Bir nebzecik zahir nimetlerde hayalimizi gezdirdikten sonra, Yüce Mün’im’in manevî nimetlerine de nazar edelim. Bu manevî ummanlardan bir katrecik de olsa anlayıp anlatabilmek çok ciddi bir iştir. Manevi nimetler öyle bir deryadır ki, ne diller anlatabilir, ne de kalemler yazmaya muktedirdir. Kudsî nimet-i ilâhîyi anlamakta ve anlatmakta kalem de aciz kalmıştır. Batına ait olan nimet-i ilâhî ruhla ilgili olup ruh-u sultanîye ait nimetlerdir. Cesedi işler, yaşar hale getiren ruhtur, öyleyse cesedin ruha bakan yönü daha çok ehemmiyet teşkil ediyor denilebilir. Bu ruhla ilgili mesajlar ki Rabb’ül âlemin’in kelamı ceset kanalı ile esas ruhadır. Cesetle birleşmiş fakat ruhun malzemeleri diyebileceğimiz hisler, vicdan, akıl, fikir, pek çok manevi nimetler vardır. Madde ve manası ile kemale erip varoluş hikmetinin zuhur etmesi için bazı şeylere ihtiyaç vardır ki o da ayrı bir nimet deryasından sunulan ilim, irfan, Kur’an, iman, idrak ve bunlara vuslat için takdir edilen sebepler, kelâm, kalem, okuyup yazmak, peygamberler ve varisleridir ki saymaya takat getiremeyeceğimiz manevi nimetlerdendir. Hakkı, batılı algılayabilmek, amelde muvaffakiyet, sevgi ve nefret hisleri ayrı ayrı nimet-i ilâhîdirler ki her bir nimetin içinde pek çok nimetler gizlidir ve pek çok nimetleri beraberinde getirirler.

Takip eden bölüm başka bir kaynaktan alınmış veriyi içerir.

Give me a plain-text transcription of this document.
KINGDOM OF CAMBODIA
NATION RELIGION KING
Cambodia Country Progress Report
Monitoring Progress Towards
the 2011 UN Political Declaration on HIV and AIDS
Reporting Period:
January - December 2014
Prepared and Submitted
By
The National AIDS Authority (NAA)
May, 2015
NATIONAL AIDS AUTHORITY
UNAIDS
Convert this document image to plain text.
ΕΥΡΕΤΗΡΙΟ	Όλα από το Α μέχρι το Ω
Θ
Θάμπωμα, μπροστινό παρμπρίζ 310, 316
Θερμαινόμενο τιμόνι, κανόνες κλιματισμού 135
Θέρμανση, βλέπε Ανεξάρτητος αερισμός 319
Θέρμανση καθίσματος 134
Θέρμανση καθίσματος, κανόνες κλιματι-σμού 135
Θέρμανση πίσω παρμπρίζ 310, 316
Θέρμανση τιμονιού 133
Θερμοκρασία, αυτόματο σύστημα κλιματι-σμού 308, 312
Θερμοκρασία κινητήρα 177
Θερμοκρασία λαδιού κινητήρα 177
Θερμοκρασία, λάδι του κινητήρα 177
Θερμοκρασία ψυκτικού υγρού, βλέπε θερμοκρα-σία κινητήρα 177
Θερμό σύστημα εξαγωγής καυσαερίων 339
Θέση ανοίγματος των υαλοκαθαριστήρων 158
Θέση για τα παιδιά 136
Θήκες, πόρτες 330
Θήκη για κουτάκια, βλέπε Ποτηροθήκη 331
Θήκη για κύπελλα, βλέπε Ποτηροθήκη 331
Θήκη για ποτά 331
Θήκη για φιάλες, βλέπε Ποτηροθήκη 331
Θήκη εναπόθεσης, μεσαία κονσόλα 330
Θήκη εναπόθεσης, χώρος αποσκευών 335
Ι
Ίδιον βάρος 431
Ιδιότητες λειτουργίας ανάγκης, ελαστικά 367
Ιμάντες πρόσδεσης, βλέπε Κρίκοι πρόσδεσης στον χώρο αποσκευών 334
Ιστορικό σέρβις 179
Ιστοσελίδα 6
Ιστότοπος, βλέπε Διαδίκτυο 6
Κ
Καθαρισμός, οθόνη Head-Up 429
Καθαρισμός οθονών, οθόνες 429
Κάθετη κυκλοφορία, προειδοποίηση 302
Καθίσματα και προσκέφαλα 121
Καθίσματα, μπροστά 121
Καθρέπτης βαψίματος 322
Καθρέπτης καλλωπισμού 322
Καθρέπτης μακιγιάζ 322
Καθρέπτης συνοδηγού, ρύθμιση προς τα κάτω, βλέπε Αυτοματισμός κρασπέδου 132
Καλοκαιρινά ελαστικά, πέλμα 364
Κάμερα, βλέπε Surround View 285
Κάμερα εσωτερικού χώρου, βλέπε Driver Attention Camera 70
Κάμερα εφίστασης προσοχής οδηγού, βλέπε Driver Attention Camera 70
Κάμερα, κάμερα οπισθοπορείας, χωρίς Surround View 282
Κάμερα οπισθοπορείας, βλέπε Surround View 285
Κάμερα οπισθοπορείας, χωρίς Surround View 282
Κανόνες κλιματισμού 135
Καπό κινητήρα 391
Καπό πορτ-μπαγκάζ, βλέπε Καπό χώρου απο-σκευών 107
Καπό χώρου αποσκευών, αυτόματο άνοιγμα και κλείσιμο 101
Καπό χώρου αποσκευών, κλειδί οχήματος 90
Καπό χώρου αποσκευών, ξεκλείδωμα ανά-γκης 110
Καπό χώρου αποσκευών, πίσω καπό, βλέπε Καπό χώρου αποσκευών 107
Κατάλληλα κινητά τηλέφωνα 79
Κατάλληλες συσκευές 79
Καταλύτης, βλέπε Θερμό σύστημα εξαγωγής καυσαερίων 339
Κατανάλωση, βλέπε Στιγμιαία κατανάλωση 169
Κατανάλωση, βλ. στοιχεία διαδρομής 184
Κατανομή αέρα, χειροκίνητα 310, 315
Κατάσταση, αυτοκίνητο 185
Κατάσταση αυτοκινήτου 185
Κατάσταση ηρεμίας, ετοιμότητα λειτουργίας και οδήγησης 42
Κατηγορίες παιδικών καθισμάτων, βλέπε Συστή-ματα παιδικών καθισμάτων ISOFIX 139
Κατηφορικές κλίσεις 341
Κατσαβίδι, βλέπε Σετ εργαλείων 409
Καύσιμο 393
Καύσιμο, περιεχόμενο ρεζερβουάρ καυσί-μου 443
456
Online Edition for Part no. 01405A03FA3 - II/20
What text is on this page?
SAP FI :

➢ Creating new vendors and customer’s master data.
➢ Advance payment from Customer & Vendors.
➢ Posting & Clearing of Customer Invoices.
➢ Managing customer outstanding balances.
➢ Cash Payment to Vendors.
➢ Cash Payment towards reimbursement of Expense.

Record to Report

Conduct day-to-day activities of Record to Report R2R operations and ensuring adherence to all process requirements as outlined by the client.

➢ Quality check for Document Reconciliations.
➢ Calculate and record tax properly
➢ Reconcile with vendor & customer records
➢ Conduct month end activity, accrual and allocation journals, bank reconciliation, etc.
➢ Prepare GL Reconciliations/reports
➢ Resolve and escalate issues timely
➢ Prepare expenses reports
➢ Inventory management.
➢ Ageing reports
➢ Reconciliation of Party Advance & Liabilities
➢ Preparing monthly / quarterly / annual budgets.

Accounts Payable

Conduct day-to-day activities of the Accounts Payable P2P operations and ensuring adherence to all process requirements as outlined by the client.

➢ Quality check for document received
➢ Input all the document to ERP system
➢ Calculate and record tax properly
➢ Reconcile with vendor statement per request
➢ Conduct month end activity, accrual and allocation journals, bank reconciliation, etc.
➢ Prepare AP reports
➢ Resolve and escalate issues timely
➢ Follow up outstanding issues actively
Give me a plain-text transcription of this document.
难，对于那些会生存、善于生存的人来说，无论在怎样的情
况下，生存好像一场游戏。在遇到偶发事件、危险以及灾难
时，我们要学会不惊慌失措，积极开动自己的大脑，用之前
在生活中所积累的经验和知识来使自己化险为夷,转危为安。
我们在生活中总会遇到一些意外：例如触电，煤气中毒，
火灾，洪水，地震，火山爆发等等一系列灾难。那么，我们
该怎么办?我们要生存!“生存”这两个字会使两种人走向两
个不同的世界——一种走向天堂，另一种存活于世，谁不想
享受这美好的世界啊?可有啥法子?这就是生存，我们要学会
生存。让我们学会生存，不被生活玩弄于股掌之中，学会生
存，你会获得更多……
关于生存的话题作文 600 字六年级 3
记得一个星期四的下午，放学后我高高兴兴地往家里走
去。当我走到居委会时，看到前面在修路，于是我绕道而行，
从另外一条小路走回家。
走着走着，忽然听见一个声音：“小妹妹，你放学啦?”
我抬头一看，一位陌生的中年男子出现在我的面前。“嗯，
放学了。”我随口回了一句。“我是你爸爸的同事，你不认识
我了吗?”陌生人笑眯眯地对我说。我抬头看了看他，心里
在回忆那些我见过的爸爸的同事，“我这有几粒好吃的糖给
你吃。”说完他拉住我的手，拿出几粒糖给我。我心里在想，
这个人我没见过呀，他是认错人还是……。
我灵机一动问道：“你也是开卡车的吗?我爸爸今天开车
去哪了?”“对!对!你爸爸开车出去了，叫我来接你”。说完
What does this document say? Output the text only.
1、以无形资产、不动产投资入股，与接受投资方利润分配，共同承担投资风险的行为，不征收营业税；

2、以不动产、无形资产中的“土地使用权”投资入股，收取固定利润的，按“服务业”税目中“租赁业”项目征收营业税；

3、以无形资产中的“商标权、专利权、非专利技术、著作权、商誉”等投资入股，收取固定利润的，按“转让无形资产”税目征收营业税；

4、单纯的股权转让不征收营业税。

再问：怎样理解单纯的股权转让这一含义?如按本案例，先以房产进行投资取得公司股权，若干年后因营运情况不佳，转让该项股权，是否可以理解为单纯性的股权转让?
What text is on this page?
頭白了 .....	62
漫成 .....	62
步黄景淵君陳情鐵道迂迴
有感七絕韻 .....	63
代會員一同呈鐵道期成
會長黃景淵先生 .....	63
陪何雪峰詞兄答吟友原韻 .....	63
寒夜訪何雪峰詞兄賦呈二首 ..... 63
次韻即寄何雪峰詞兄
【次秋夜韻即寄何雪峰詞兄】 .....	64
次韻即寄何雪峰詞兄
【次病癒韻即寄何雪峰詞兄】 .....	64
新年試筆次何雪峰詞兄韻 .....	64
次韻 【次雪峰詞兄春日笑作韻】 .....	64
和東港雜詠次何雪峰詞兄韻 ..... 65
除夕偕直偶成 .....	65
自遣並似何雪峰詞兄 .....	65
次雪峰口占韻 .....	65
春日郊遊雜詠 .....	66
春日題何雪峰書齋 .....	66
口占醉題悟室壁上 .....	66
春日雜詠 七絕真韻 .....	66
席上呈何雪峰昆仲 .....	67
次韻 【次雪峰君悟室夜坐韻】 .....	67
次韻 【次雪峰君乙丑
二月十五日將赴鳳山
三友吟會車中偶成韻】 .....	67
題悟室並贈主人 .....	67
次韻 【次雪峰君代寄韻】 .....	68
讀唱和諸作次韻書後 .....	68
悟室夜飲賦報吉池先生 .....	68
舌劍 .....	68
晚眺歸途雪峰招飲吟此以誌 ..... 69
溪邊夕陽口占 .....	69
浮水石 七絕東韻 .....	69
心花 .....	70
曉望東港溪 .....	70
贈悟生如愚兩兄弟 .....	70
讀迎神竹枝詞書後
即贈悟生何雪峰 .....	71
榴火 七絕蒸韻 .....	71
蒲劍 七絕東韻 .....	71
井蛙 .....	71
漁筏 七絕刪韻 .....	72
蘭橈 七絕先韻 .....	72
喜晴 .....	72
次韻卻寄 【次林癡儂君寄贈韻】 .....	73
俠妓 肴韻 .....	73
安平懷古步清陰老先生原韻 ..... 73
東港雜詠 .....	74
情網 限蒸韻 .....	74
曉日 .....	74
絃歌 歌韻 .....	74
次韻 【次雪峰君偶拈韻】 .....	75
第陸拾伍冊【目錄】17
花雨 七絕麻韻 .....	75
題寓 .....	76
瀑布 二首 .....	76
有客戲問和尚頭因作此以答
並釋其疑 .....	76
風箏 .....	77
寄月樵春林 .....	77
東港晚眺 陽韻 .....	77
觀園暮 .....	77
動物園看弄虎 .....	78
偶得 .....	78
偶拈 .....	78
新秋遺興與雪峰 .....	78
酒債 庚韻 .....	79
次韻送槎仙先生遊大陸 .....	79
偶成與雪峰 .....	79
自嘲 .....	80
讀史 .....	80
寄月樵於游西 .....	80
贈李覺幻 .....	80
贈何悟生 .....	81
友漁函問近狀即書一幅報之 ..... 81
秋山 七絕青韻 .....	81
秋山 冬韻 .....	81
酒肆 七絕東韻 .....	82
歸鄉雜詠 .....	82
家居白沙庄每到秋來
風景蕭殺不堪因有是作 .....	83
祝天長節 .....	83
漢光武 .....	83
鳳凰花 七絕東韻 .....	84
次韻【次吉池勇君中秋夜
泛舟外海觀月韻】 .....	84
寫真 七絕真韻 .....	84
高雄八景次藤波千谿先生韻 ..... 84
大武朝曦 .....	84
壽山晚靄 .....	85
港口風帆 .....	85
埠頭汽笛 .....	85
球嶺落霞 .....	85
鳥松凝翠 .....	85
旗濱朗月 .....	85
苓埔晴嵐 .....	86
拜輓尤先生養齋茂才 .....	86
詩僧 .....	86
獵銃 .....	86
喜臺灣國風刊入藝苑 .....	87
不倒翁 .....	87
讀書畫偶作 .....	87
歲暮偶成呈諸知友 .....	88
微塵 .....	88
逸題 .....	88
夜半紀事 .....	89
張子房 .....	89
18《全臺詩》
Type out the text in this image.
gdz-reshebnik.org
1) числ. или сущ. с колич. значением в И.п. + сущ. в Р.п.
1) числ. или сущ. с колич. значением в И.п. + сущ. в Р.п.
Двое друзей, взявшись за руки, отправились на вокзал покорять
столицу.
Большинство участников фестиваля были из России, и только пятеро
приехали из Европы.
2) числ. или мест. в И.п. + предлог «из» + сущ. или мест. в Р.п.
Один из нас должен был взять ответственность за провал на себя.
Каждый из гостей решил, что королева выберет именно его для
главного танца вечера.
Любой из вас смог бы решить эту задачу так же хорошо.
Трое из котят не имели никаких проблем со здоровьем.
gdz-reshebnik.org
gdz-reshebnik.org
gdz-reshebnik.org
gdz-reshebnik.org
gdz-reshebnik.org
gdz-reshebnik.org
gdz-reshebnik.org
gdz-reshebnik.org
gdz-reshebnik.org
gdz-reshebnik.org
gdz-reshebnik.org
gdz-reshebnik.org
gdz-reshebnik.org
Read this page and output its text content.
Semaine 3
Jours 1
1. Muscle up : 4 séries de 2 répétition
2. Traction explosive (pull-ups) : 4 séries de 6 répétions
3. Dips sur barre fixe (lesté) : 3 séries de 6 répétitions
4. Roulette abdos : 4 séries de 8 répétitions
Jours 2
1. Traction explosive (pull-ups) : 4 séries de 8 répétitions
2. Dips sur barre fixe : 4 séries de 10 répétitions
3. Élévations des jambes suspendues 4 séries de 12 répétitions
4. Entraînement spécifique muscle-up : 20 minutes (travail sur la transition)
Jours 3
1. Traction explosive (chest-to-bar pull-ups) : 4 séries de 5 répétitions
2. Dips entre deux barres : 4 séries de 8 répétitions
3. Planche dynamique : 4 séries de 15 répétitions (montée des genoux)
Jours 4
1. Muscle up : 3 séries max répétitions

Ya ukba nimetleri? Kur’an-ı Azimüşşan bu nimetlere geniş yer vermiş olup ukbaya ait çeşitli nimetlerden haberler sunar, iman edip salih amel işleyenlerin karşılaşacağı nimetlerden bahisler eder ve bu nimetlerin keyfiyetini anlatır.

Mun’im-i hakiki enva-i çeşit nimetlerle donatmıştır, hem kâinatı hem de bilhassa insanları. İnsanın dünyasına ve ukbasına ait ihtiyaçlarını ve bu ihtiyaçları olan nimetlere vasıl olma yollarını da nimetlerle donatmıştır ki adeta o Yüce Mün’im’in nimetleri namütenahidir. Bu nimet deryasında birkaç örnek verecek olursak ki, başta insanın akıllı oluşu gelir. Akıl nimeti ki başlı başına en büyük nimetlerden olup pek çok nimetleri özünde cem etmiş bir ihsan-ı ilâhîdir. Kuvvet, sevgi, nefret, istek ve isteksizlikler ve bunların bir ölçü çerçevesinde oluşları da birer nimettir. Mesela sevgi ve nefret bizatihi birer nimet-i ilâhî olmakla beraber yerinde kullanılmazsa insanın lehine verilmiş olan bu duygular maazallah aleyhine rol alır. İşte bu ölçüyü Yüce Mevlâ Kur’an-ı Kerîm’inde, Resulullah (s.a.v) de sünnet-i seniyyesiyle bildirmiştir. İnsan diğer mahlûkat gibi sorumsuz değildir, bu hislerini de sorumsuzca kullanmaya hakkı yoktur. Çünkü insana bir cüz’î irade verilmiştir, ruh ve nefis verilmiştir ki imtihan etmeyi murad eden Yüce Allah öyle takdir etmiştir. İşte insan bu his ve taleplerinin peşine düşerken Yüce Yaratıcı’nın bildirip beyan ettiği ahkâma göre kendini sınırlandırmak zorundadır. Ancak o zaman bu ve benzeri nimetler namütenahi nimetlerin zuhuruna sebep olacaktır. Nefret ve isteksizlik de birer nimet-i ilâhîdirler, yeter ki yerinde kullanılsınlar. Mesela insana hassaten mümine yaraşan odur ki her bir günahtan, cürümden, kötü vasıflardan, yolsuzluk ve edepsizlikten, şeytanî sıfatlar, münafıklık, kâfir sıfatları gibi mümini zillete düşürecek hal ve karakterden velhasıl cümle kötülüklerden nefret etsin. İşte verilen bu nefret hissini bu şekilde cürme karşı kullanırsa ne mutlu. Bu his de sahibinin batıldan uzaklaşmasına, manevî kirlerden temizlenmesine ve manen temiz kalmasına, günahtan korunmasına sebep teşkil etmiş oluyor ki, bir çelik zırh gibi cümle kötülüklerden, süfliyattan korunmasına vesile olur. Görülen o ki bu iki nimeti bahşederken Mevlâ, pek çok hikmet, menfaat ve maslahatlara vesile ve pek çok kirlerden, zillet ve tehlikelerden de korunmaya vesile kılmıştır.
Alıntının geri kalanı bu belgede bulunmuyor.